Mme Christine Pires Beaune. Je tiens à remercier Mme la rapporteure générale et M. le secrétaire d’État pour la clarté de leur présentation. Je crois que l’effort de pédagogie de Valérie Rabault est reconnu par tous ici.

Hier encore, au Comité des finances locales – CFL –, certains dénonçaient l’attitude de l’État qui baisse les dotations aux collectivités locales, ce qui est vrai, alors qu’il ne réduit ses dépenses qu’en tendance. Or vos présentations de ce matin montrent qu’il s’agit bien d’une baisse de la dépense publique hors PIA, et je m’en réjouis car la dépense publique est effectivement élevée en France.
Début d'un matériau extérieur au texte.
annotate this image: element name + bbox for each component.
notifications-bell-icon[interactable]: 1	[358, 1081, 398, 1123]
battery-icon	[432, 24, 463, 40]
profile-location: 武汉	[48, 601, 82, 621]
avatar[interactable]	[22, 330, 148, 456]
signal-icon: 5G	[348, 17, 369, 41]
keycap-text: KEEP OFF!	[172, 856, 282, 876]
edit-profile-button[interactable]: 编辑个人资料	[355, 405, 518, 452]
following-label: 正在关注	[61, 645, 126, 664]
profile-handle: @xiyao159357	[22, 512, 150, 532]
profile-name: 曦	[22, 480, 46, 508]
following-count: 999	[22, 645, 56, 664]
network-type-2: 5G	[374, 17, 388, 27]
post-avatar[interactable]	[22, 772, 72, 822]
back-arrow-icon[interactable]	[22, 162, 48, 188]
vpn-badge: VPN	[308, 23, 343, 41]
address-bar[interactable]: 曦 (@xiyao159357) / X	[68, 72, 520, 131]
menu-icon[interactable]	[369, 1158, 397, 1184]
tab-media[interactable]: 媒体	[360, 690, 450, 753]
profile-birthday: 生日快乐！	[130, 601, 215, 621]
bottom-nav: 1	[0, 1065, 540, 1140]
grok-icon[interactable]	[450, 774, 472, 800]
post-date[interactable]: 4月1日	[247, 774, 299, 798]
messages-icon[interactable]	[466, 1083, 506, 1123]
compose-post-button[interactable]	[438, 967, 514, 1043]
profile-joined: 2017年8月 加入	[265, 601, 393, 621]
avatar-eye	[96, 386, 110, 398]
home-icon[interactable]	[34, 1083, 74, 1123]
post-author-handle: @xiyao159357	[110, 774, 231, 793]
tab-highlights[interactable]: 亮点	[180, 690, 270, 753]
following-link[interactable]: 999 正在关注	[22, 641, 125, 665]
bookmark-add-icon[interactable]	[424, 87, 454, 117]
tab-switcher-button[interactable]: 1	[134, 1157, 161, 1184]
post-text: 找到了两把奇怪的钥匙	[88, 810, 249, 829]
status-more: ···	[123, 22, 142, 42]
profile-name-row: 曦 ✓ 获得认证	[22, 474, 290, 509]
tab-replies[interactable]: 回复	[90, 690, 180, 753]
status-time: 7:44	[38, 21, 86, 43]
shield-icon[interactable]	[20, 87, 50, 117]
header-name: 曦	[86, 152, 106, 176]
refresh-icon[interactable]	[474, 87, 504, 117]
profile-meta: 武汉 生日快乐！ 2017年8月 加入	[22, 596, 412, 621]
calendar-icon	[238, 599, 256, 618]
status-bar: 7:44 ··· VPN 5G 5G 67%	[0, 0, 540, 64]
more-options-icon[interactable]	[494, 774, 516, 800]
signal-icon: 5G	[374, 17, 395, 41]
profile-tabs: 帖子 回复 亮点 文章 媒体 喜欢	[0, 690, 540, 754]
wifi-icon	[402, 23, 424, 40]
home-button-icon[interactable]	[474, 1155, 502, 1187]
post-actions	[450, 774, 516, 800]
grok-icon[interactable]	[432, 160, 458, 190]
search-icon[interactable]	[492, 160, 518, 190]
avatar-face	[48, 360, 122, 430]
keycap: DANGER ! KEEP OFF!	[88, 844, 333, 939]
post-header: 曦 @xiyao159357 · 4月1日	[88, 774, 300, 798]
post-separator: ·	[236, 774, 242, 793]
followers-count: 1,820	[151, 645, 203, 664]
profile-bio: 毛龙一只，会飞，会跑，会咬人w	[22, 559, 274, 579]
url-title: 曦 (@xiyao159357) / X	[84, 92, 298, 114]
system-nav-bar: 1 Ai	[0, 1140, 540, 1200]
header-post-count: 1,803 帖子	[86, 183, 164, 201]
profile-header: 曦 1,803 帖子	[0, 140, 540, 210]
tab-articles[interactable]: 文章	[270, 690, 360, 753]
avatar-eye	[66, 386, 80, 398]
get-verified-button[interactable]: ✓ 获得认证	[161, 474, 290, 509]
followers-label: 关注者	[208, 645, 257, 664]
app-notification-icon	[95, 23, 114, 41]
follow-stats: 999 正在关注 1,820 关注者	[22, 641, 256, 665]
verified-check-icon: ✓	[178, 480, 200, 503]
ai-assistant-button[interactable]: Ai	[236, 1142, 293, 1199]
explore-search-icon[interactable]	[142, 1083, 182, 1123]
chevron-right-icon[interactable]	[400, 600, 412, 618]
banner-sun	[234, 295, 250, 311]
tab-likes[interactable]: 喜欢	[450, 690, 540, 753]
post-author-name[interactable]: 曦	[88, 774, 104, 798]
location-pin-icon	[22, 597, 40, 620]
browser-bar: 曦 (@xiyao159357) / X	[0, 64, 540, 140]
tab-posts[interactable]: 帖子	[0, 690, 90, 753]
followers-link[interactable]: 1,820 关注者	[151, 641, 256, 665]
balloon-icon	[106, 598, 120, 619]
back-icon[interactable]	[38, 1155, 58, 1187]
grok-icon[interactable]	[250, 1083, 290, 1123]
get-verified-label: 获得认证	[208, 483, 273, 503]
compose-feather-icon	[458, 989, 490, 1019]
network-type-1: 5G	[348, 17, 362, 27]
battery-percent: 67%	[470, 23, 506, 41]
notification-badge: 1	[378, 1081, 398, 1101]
Les retraitements comptables sont habituels. Le retraitement comptable du PIA ne diffère pas de celui des années précédentes. Il existe un principe comptable, celui de la permanence des méthodes, qui permet la comparaison d’un exercice à l’autre. Il faudrait s’y tenir.

L’objectif du PIA est bien de favoriser l’innovation transversale, c’est-à-dire toute l’innovation, quel que soit le champ où elle s’exerce. Si j’insiste sur ce point, c’est pour dire que le PIA est une bonne dépense, qui a en outre un important effet de levier.

Les contentieux communautaires dont vous nous aviez parlé l’année dernière ont-ils des conséquences sur le budget de 2014 ? Peut-être est-ce le cas de celui concernant les organismes de placement collectif en valeurs mobilières – OPCVM.

[…]

M. le secrétaire d’État.

Mme Pires Beaune nous interroge sur les contentieux communautaires. Pour ceux qui ont trait aux OPCVM, nous avons dépensé les 800 millions d’euros prévus. Sur le précompte mobilier, nous n’avons pas constaté de dépenses, contrairement à ce que nous avions prévu. Quant au contentieux relatif aux communications électroniques, nous l’avons gagné : nous n’aurons donc rien à payer. À ceux qui auraient la mémoire courte, je rappelle que le dossier agricole est l’un des plus lourds en la matière : il a été liquidé pour un milliard d’euros, dont le paiement sera échelonné sur trois années budgétaires, en accord avec la Commission européenne.